Super Mario Bros. 2 is one of my favorite video games, second only to The Legend of Zelda: A Link to the Past.  It’s one of the first games I ever played, it’s one of the games that made me fascinated with video games, and I still play it on a regular basis.  I even love the GBA version.  The problem is, by now I know every shortcut, secret, and surprise there is.  SMB2 and I are old friends who know each other’s stories all too well.

So while I enjoy spending time with my old friend, I really, really wish I could play something new in the same vein.  Unfortunately, there are no sequels to this game.

“WAIT A MINUTE, AARON!  ARE YOU STUPID OR SOMETHING??”, I hear you saying.  “OF COURSE THERE WAS A SEQUEL.  It was called Super Mario Bros. 3.  You might have heard of it.  It was only one of the best-selling games of all time.”  Yes, that’s true, but that’s not the point I’m making.  Super Mario Bros. 3 was essentially a direct sequel to the original Super Mario Bros., whereas the American version of SMB2 was based on a Japanese game called Doki Doki Panic.  As much as I love SMB and SMB3, it’s the DDP style of gameplay I really love, and it’s DDP that never received a proper sequel.  So if you want a new game made in this style, you’re really out of luck.  It hasn’t been touched since 1988.
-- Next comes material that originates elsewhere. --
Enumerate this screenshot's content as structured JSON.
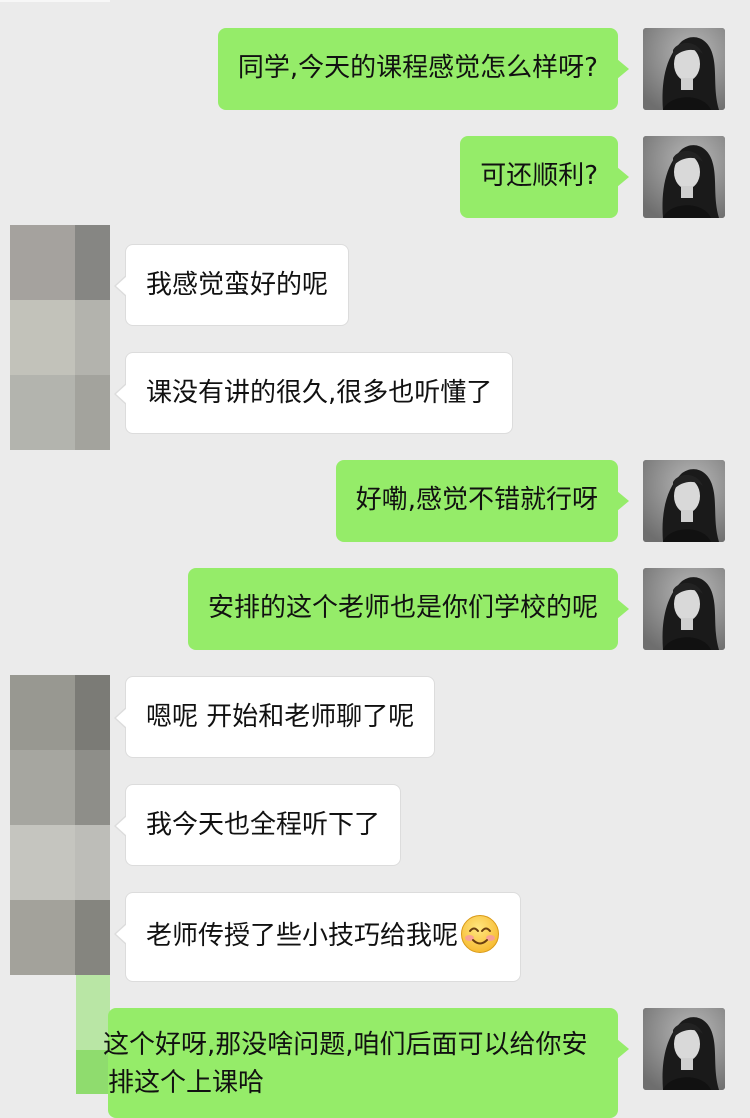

Well, not by Nintendo, anyway.

The ROM-hacking community, however, has had a field day.  I spent years avoiding ROMhacks, because when emulators first became popular, ROMhacking consisted of endless copies of Super Mario Bros. with the sprites changed into Transformers and penises.  However, that was ROMhacking in the early 2000s.  Today’s ROMhacking could be compared to a low-tech version of Super Mario Maker, a game that we LOVE in our house!  So when I discovered this, I immediately looked up hacks of SMB2.
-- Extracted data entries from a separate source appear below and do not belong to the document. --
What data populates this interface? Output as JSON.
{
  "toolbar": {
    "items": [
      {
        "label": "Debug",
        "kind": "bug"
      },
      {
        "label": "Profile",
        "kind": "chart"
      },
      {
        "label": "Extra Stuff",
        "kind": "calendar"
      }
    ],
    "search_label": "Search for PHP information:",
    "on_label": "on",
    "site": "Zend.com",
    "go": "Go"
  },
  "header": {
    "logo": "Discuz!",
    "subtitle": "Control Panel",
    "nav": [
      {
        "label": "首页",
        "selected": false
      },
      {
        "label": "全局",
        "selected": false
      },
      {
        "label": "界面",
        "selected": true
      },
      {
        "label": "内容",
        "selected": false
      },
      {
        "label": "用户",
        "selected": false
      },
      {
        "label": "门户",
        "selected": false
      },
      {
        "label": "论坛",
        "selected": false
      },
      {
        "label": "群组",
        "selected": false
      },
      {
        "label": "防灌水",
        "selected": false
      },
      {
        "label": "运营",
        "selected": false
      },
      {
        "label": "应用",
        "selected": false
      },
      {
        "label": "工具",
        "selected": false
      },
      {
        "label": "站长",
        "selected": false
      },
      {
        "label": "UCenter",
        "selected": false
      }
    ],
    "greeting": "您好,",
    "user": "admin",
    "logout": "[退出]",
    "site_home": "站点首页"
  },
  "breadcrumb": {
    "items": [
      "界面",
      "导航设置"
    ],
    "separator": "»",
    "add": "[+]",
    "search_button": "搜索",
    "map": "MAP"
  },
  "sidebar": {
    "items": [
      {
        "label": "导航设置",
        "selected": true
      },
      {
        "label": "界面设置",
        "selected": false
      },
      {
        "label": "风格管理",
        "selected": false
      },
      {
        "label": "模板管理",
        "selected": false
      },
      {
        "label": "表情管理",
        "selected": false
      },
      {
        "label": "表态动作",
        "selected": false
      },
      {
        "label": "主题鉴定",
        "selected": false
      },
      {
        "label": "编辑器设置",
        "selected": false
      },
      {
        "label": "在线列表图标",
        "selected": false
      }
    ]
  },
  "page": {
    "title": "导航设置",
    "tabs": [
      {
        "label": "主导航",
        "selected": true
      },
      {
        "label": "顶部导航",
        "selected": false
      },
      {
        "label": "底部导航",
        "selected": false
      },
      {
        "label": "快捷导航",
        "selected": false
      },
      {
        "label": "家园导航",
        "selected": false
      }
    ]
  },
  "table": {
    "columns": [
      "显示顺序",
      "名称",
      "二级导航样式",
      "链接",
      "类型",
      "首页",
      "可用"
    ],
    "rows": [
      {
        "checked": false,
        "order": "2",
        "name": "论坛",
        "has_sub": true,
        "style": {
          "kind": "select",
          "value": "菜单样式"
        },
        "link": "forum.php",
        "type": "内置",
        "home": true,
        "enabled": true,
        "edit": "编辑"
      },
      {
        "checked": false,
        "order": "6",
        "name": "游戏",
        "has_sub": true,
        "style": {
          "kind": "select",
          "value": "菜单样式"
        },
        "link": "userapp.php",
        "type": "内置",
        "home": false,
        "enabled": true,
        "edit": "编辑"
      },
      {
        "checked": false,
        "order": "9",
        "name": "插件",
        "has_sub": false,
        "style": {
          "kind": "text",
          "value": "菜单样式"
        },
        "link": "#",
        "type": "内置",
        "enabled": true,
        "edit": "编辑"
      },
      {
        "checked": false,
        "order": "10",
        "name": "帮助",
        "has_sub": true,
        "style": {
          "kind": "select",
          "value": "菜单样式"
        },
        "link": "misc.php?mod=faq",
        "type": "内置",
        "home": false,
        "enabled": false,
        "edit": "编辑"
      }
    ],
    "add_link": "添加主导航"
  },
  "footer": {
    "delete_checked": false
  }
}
The first one I tried was Super Mario Bros. 2: 2nd Run.  The author is named Recovery1.  So far, I’m absolutely loving this game.  I love how the levels are fresh and fun, but still pay homage to the original level design (including starting off 1-1 by dropping out of the door in the night sky, climbing a vine to a mountain area, having World 2 be a desert, etc.)  Difficulty-wise, I’d say the game starts off at the equivalent of World 3 in the original game, and goes up from there.  But honestly, what I love most about it is the fact that I DON’T know every twist and turn in the game.  I don’t know what’s coming.  Every new door and hill is an all-new adventure for me, and I haven’t experienced that since the 80s.

Are there flaws?  I might nitpick on some level design issues, where the original game might have an edge, but I’ll chalk that up to individual taste.  The only real issue that I’ve found so far is that the game tends to put a lot of enemies on the screen at once, which triggers slowdown at inopportune times.  It’s not a deal breaker, it barely qualifies as an annoyance, but it’s there.
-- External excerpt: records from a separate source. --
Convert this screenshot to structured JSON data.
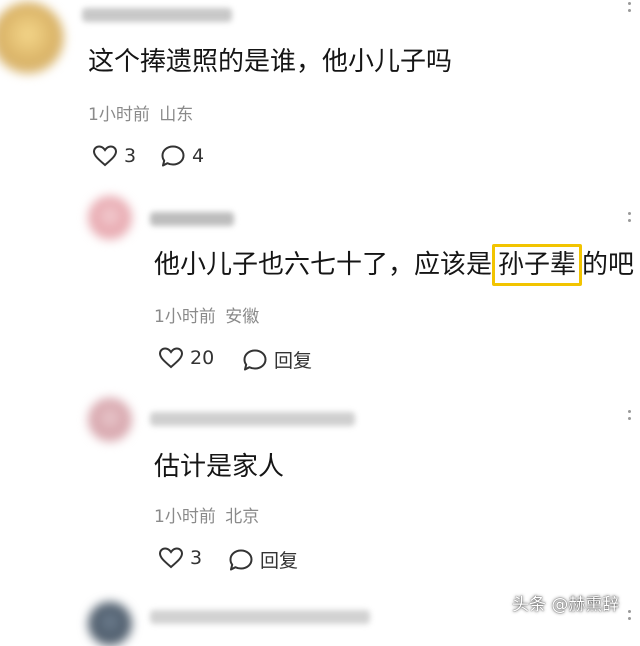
{
  "comments": [
    {
      "text": "这个捧遗照的是谁，他小儿子吗",
      "time": "1小时前",
      "location": "山东",
      "likes": "3",
      "replies": "4"
    },
    {
      "text_before": "他小儿子也六七十了，应该是",
      "text_highlight": "孙子辈",
      "text_after": "的吧",
      "time": "1小时前",
      "location": "安徽",
      "likes": "20",
      "reply_label": "回复"
    },
    {
      "text": "估计是家人",
      "time": "1小时前",
      "location": "北京",
      "likes": "3",
      "reply_label": "回复"
    }
  ],
  "watermark": "头条 @赫熏辞",
  "colors": {
    "highlight": "#f2c400",
    "meta": "#8a8a8a"
  },
  "icons": [
    "heart-icon",
    "comment-bubble-icon",
    "more-dots-icon"
  ]
}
On the other hand, I like the fact that the combat has a completely new dynamic to it.  2nd Run utilizes a lot more of the weapons that were rare in the original game.  When you pull up grass, you have a big chance of finding yourself holding a Bob-Omb or shell, and the veggies are comparatively scarce.  This leads to trying to attack enemies all at once, rather than one at a time.  And that’s FUN!

So how do you play this thing?  Well, first you have to modify an existing ROM of SMB2 with the IPS file of the new game.  This will generate a new ROM file.  You can either play that on your computer with an emulator and a USB gamepad, or you can slap it on a flashcart and play it on a real NES.